The phrase you choose should match which one of these is true.
How it can sound
'As soon as possible' signals real urgency. It is honest and useful when something genuinely cannot wait. But used too often, or for low-priority tasks, it can sound demanding, and the other person may start to ignore the urgency because everything seems urgent.
'When you have a chance' sounds relaxed and polite. It is great for genuine favors. The risk is the opposite: it can sound so soft that the request slips down the other person's list, and a real deadline gets missed.
Both phrases can also be vague. 'As soon as possible' does not say a time, and 'when you have a chance' does not either. A specific time is almost always clearer and kinder.
Better alternatives
The best fix is usually to name a real time or window, so the other person can plan.
| If you mean... | Try saying... | Tone |
|---|---|---|
| It truly cannot wait | Could you do this by 3pm today? It's time sensitive | Clear, direct |
| Soon, but with some flexibility | If you could get to this by tomorrow, that would help | Firm but kind |
| No rush at all | No rush, just whenever it suits you this week | Relaxed, polite |
| A small favor, any time | When you get a moment, could you take a look? | Light, easy |
| Urgent but you want to stay polite | Sorry for the short notice, I need this today | Honest, respectful |
Short examples
A request that really is urgent.
Vague: "Please send the file as soon as possible."
Clearer: "Could you send the file by noon today? We need it for the meeting."
A request that is not urgent.
Misleading: "Please review this as soon as possible."
Clearer: "When you have a chance this week, could you review this? No rush."
A favor from a friend.
Pushy: "Reply as soon as possible."
Smoother: "Whenever you get a moment, let me know what you think."
An email with a real deadline.
Too soft: "Let me know when you have a chance."
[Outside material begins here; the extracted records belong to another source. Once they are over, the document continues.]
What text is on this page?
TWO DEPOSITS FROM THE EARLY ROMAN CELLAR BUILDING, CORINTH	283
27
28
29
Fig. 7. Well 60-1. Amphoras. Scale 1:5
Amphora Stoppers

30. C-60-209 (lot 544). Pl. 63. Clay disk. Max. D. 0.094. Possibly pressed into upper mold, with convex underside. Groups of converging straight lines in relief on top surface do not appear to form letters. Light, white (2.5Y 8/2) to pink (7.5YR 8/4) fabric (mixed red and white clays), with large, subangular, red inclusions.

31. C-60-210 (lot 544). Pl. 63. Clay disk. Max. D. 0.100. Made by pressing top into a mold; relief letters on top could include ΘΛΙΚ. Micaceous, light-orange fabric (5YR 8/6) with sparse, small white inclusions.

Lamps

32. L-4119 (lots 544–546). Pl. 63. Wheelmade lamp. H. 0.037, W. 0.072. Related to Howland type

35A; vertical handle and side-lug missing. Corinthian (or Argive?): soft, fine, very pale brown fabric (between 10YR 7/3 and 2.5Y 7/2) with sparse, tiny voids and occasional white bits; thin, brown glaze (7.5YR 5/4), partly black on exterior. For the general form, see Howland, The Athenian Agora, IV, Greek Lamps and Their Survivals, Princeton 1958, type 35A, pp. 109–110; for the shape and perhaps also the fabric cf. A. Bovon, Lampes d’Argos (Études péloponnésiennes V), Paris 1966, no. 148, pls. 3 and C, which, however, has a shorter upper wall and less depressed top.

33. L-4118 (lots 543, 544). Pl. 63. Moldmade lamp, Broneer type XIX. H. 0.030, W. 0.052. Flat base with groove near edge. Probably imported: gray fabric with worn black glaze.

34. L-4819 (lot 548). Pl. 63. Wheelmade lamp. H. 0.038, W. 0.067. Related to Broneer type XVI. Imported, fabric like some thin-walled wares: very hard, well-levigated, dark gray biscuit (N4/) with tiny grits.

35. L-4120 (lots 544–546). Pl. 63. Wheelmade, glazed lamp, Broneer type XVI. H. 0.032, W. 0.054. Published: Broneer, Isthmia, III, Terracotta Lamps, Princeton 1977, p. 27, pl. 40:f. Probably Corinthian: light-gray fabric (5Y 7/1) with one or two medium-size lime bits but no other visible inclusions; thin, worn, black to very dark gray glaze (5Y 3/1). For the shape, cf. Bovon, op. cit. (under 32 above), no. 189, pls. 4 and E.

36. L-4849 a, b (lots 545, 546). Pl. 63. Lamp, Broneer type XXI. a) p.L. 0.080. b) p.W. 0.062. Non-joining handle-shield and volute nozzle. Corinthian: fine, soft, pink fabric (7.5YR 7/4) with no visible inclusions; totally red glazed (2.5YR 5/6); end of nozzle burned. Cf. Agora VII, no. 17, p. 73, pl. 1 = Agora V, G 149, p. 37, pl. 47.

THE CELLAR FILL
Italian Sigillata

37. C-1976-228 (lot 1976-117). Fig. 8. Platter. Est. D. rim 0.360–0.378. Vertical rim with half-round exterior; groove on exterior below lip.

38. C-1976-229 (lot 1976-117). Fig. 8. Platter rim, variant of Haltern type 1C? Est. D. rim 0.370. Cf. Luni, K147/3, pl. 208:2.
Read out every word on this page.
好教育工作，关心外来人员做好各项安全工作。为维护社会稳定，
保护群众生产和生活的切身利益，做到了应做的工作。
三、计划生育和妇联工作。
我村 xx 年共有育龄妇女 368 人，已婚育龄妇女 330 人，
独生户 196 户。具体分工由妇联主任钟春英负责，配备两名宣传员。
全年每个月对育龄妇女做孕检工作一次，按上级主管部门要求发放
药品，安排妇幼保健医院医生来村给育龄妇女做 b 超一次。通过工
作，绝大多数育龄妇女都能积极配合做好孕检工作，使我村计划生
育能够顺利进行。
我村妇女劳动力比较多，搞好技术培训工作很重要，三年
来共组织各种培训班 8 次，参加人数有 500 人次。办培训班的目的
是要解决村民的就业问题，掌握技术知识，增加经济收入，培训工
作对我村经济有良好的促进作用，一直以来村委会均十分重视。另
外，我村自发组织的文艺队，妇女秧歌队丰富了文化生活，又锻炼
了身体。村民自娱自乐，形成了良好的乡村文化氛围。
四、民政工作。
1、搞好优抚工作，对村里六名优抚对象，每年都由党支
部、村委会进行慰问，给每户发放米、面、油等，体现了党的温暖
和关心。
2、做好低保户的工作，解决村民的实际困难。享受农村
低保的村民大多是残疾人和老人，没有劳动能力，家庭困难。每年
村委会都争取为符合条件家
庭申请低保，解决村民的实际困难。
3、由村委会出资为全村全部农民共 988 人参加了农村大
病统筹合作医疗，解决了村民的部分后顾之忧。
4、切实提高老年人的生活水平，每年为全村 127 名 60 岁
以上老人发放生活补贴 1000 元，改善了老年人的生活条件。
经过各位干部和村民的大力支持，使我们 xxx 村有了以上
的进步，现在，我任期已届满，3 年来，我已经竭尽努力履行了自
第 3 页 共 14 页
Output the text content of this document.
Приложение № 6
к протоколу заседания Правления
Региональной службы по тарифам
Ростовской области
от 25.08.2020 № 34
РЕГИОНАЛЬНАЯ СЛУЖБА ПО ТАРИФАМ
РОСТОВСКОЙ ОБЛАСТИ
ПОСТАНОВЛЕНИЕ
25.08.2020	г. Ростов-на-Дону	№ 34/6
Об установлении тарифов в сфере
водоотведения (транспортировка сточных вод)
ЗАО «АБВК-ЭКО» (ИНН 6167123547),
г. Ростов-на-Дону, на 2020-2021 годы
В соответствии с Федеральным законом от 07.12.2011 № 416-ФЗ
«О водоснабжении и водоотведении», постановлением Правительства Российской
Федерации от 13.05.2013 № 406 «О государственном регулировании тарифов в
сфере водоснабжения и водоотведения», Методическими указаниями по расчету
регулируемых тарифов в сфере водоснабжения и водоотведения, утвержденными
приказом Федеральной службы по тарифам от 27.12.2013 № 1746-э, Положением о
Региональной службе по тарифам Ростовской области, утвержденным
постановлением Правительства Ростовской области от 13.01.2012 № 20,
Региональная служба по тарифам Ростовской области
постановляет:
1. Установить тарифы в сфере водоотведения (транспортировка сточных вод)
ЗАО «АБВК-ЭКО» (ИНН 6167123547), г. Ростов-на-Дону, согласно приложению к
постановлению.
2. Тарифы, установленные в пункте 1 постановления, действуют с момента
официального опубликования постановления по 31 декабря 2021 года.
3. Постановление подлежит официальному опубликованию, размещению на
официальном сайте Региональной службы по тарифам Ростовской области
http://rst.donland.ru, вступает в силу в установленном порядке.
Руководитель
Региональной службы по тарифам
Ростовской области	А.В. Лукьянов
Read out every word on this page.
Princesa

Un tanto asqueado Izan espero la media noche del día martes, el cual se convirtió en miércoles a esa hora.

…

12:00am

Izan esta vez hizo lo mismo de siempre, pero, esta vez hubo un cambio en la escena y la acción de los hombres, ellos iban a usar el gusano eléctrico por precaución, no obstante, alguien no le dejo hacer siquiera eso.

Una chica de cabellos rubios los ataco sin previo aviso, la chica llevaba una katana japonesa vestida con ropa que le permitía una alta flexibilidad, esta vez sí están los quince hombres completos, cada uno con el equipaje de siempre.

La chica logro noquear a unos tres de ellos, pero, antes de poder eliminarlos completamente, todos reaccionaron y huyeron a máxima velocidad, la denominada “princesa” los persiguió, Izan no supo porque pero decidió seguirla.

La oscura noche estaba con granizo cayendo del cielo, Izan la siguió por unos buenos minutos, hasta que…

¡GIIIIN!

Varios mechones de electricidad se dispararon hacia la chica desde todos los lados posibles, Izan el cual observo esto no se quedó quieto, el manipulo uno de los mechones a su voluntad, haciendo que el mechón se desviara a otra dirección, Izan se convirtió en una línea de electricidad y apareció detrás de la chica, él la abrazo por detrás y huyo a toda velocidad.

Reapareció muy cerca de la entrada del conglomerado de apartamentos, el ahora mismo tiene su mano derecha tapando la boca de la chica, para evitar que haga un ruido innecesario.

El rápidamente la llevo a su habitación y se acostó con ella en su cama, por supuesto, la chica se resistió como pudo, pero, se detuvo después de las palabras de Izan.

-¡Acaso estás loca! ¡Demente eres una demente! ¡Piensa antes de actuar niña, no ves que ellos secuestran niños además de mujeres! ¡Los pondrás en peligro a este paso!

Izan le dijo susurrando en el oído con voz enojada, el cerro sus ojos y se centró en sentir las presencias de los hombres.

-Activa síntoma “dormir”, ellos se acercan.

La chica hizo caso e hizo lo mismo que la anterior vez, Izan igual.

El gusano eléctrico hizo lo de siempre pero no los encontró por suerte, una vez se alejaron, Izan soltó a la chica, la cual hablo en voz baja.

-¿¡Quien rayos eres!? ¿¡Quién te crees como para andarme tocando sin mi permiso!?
Clearer: "Could you let me know by Thursday? That's when I have to confirm."
Quick rule
Save 'as soon as possible' for things that truly cannot wait, use 'when you have a chance' for genuine favors, and add a real time or date whenever you can.
Practice: choose the better tone
You need a document for a meeting that starts in one hour. You email a coworker:
- A. Send this when you have a chance.
- B. Could you send this within the next half hour? I need it for a meeting at 10.
- C. Send this now.
Answer: B — It states the real deadline and the reason without sounding harsh.
You are asking a friend to look at a photo, with no deadline at all. You say:
- A. Look at this as soon as possible.
- B. Whenever you get a moment, could you take a look at this?
- C. I need your opinion right away.
Answer: B — It matches the relaxed, no-pressure nature of the favor.
A task matters and you would like it tomorrow, but you want to stay friendly. You say:
- A. I need this as soon as possible.
- B. When you have a chance.
- C. If you could get to this by tomorrow, that would really help.
Answer: C — It names a clear window while keeping a kind tone.